Dalam aspek akidah, ajaran yang telah dibawa oleh Nabi Muhammad SAW adalah sama dengan hal yang dibawa oleh para rasul sebelumnya, yakni mengesakan Tuhan dan menyucikan-Nya dari seluruh kekurangan, hal ini karena akidah adalah ikhbar, jadi tidak ada perbedaan antara satu pembawa berita dengan yang lain. Jadi ketika ada orang yang melabrak hal ini seperti gaungan pluralisme agama, kita tidak boleh menoleransiya dengan arti lain tidak ada kata toleransi dalam ajaran yang sudah pasti diketahui dalam agama (al ma’lum min ad-din bid-dharuroh)
Batasan Toleransi
Toleransi dalam Islam hanya sebatas berinteraksi sosial yang wajar. Dengan memberi cerminan bahwa agama Islam sangat menjunjung akhlakul karimah. Misal ketika orang non-muslim kecelakaan maka kita boleh membantunya. Ketika mereka mencaci, maka boleh membiarkan tanpa membalas perkataan tersebut. Sekali lagi dengan batasan tertentu.

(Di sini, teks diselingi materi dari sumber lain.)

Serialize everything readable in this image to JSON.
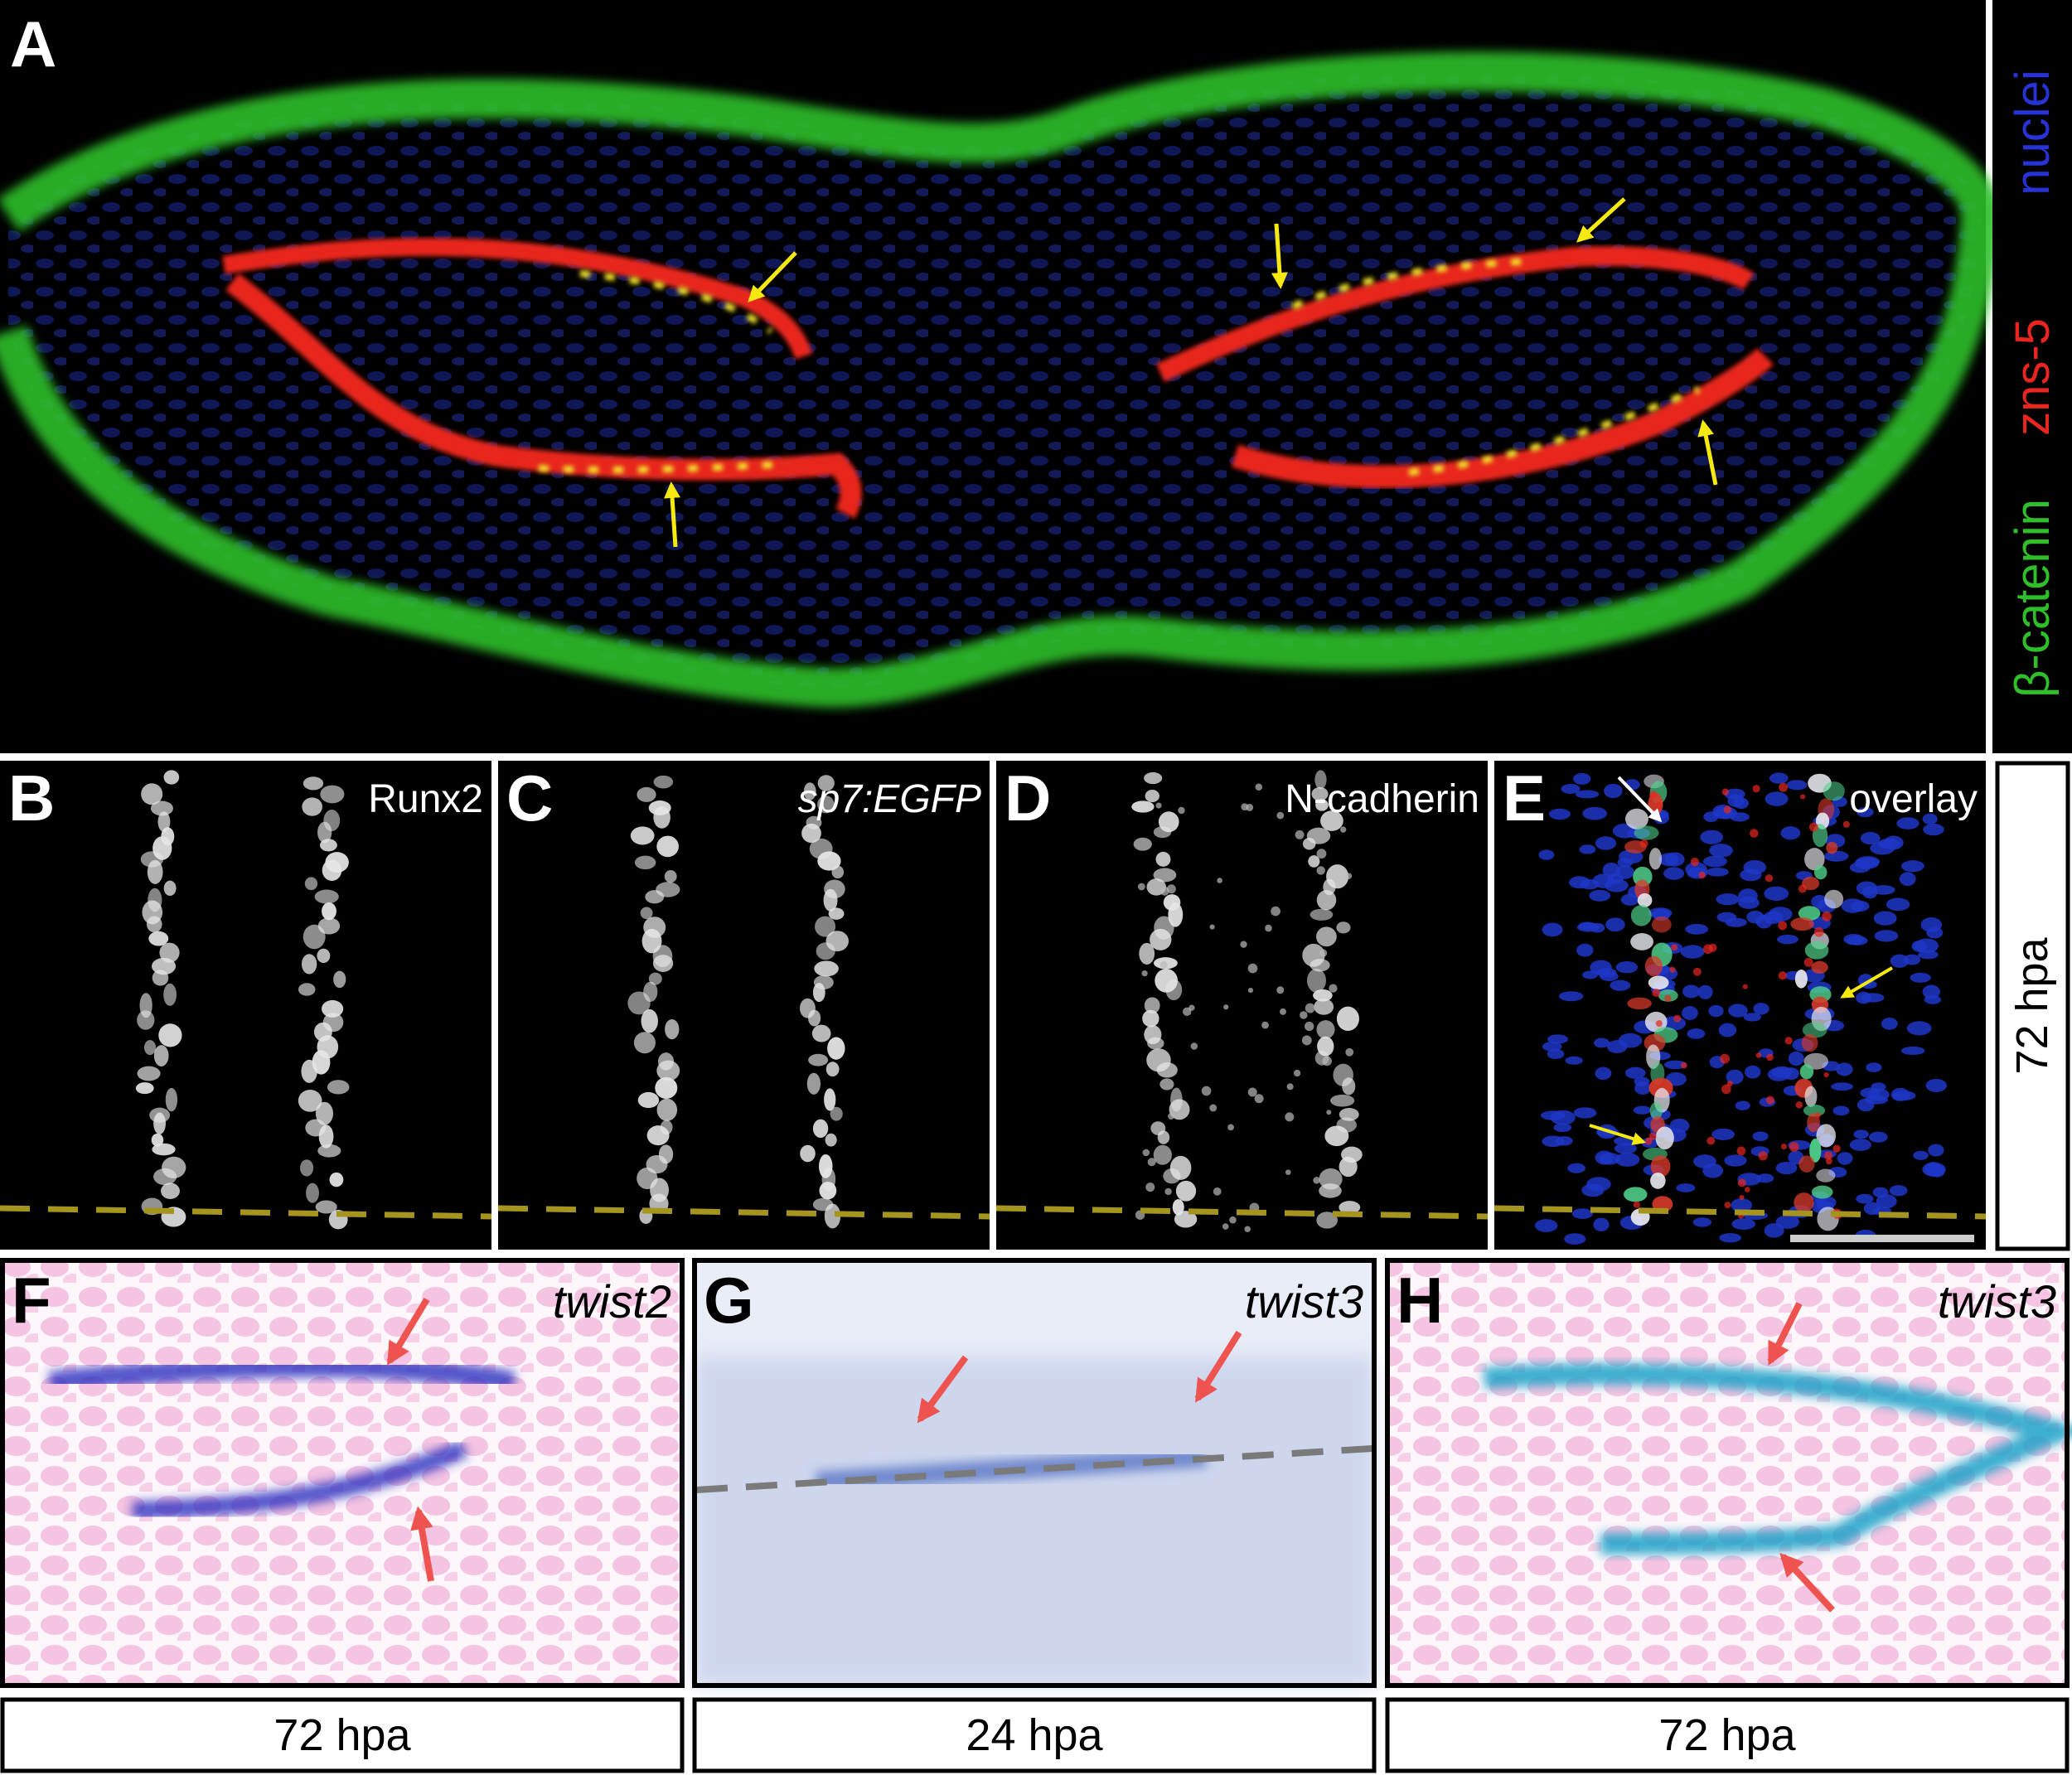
{
  "panel_a": {
    "label": "A",
    "legend": [
      "nuclei",
      "zns-5",
      "β-catenin"
    ]
  },
  "row_be": {
    "panels": [
      {
        "label": "B",
        "marker": "Runx2"
      },
      {
        "label": "C",
        "marker": "sp7:EGFP"
      },
      {
        "label": "D",
        "marker": "N-cadherin"
      },
      {
        "label": "E",
        "marker": "overlay"
      }
    ],
    "side_label": "72 hpa"
  },
  "row_fh": {
    "panels": [
      {
        "label": "F",
        "gene": "twist2",
        "caption": "72 hpa"
      },
      {
        "label": "G",
        "gene": "twist3",
        "caption": "24 hpa"
      },
      {
        "label": "H",
        "gene": "twist3",
        "caption": "72 hpa"
      }
    ]
  }
}
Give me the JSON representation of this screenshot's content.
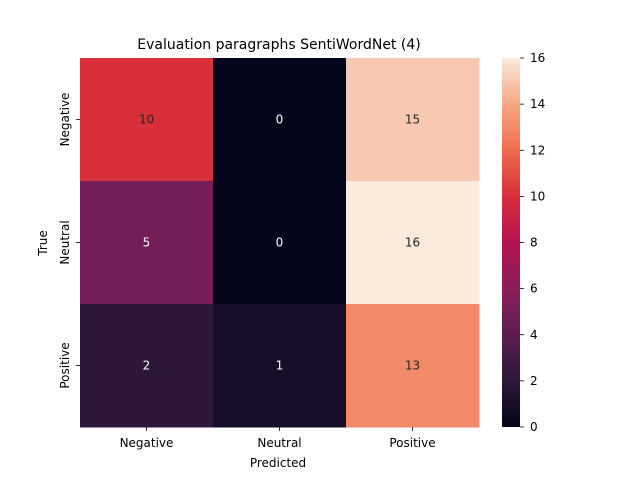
{
  "chart_data": {
    "type": "heatmap",
    "title": "Evaluation paragraphs SentiWordNet (4)",
    "xlabel": "Predicted",
    "ylabel": "True",
    "x_categories": [
      "Negative",
      "Neutral",
      "Positive"
    ],
    "y_categories": [
      "Negative",
      "Neutral",
      "Positive"
    ],
    "values": [
      [
        10,
        0,
        15
      ],
      [
        5,
        0,
        16
      ],
      [
        2,
        1,
        13
      ]
    ],
    "colorbar": {
      "range": [
        0,
        16
      ],
      "ticks": [
        "0",
        "2",
        "4",
        "6",
        "8",
        "10",
        "12",
        "14",
        "16"
      ],
      "colormap": "rocket"
    },
    "colors": {
      "annotation_light": "#ffffff",
      "annotation_dark": "#262626"
    }
  }
}
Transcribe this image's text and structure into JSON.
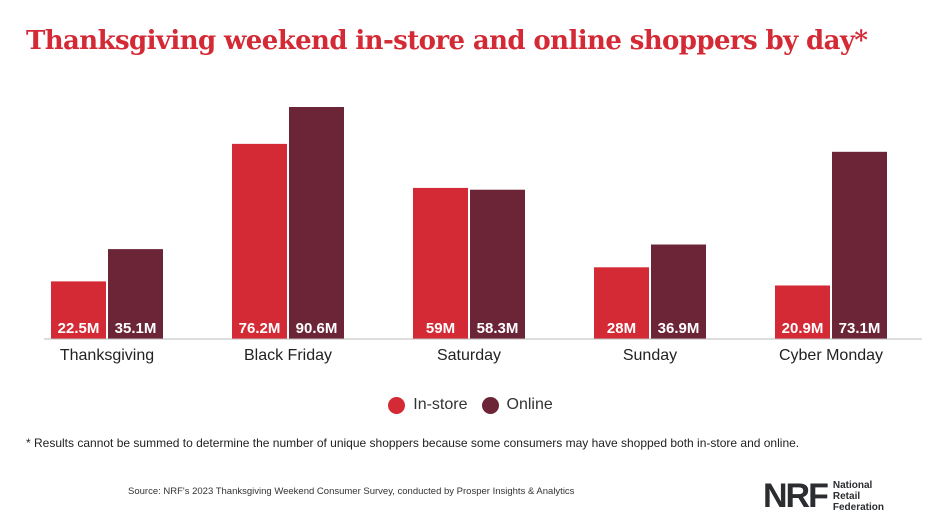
{
  "title": "Thanksgiving weekend in-store and online shoppers by day*",
  "footnote": "* Results cannot be summed to determine the number of unique shoppers because some consumers may have shopped both in-store and online.",
  "source": "Source: NRF's 2023 Thanksgiving Weekend Consumer Survey, conducted by Prosper Insights & Analytics",
  "logo": {
    "mark": "NRF",
    "line1": "National",
    "line2": "Retail",
    "line3": "Federation"
  },
  "colors": {
    "in_store": "#d42a35",
    "online": "#6b2537",
    "axis": "#bbbbbb",
    "bar_label": "#ffffff"
  },
  "chart_data": {
    "type": "bar",
    "title": "Thanksgiving weekend in-store and online shoppers by day*",
    "xlabel": "",
    "ylabel": "",
    "categories": [
      "Thanksgiving",
      "Black Friday",
      "Saturday",
      "Sunday",
      "Cyber Monday"
    ],
    "series": [
      {
        "name": "In-store",
        "color": "#d42a35",
        "values": [
          22.5,
          76.2,
          59,
          28,
          20.9
        ],
        "labels": [
          "22.5M",
          "76.2M",
          "59M",
          "28M",
          "20.9M"
        ]
      },
      {
        "name": "Online",
        "color": "#6b2537",
        "values": [
          35.1,
          90.6,
          58.3,
          36.9,
          73.1
        ],
        "labels": [
          "35.1M",
          "90.6M",
          "58.3M",
          "36.9M",
          "73.1M"
        ]
      }
    ],
    "ylim": [
      0,
      90.6
    ],
    "grid": false,
    "legend_position": "bottom-center"
  }
}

Mengenai batasan toleransi dalam Islam, dijelaskan dalam kitab al wasith lis-sayyid ath-thanthawi. ”Berinteraksi dengan non muslim tidak diperbolehkan apabila dapat merendahkan Islam atau menyakiti hati kaum muslimin, atau menyia-nyiakan kemaslahatan mereka. Adapun hal-hal lain, seperti jual beli dan muamalah lain maka diperbolehkan”.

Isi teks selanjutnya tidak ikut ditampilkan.